Taxman Seals Swiss Tax Deal

The landmark tax agreement between the UK and Switzerland was signed in London today.  HM Revenue & Customs expect it to bring in billions of pounds of extra tax to the UK.

The Swiss Tax Agreement means that UK taxpayers’ funds in Switzerland face huge one-off deductions to settle past tax liabilities: of between 19% and 34%.:  where the account was open on 31 December 2010 and is still open on 31 May 2013. This deduction will settle income tax, capital gains tax, inheritance tax and VAT liabilities in relation to the funds in the account.

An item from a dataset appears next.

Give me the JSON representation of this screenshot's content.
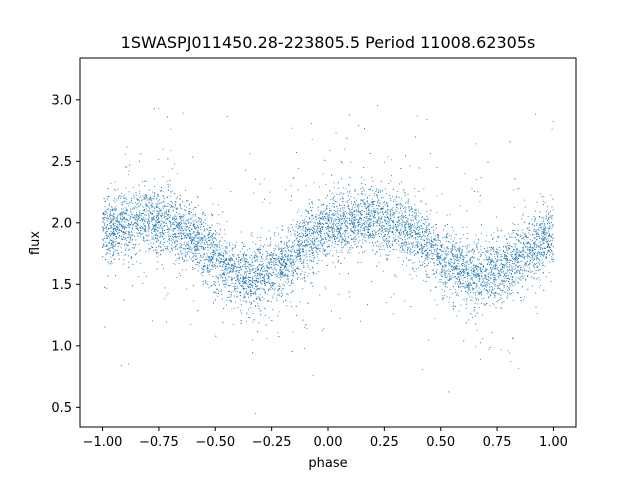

Those charges will not apply if the taxpayer authorises a full disclosure of their affairs to HMRC.  However following any such disclosure, HMRC will seek unpaid taxes, interest and penalties directly from the taxpayer.

Then, from 2013, there will also be a new Withholding Tax (of 48% on investment income and 27% on capital gains): which will apply to anyone who has not told the taxman about those assets.

The Swiss Tax Agreement includes the following provisions:

  • HMRC has got a new power to discover whether an individual UK resident has an account in Switzerland, and to get details about those bank accounts;
  • Anyone who has previously been challenged by HMRC and  failed to disclose Swiss assets, anyone actively undergoing a tax investigation or after the date  the treaty comes into force, and anyone convicted  following an HMRC criminal investigation, will not be able to benefit from the clearance of past tax liabilities;
  • A new UK-Swiss joint commission will conduct a “programme of audits”,  to ensure the Swiss banks’ compliance with their obligations;
  • The Swiss will collect data on the destination of any funds withdrawn from Switzerland following the announcement of this agreement, and will share that data with the UK.
  • The agreement is expected to come into force in 2013, following scrutiny by the UK Parliament and after ratification in Switzerland.
  • UK residents who are non-UK domiciled are outside the scope only they claim the remittance basis (and pay the Remittance Basis Charge: currently £50,000), and have their non-domicile status certified by a professional (e.g. an accountant or tax agent that is a member of a recognised body.  Nb: Lynam Tax Ltd is a member firm of both the ICAEW and the ACCA).

The chief tax inspector said:  “The world is shrinking fast for offshore tax evaders and this agreement will ensure that we know where money that flees Switzerland is heading. We won’t be far behind.”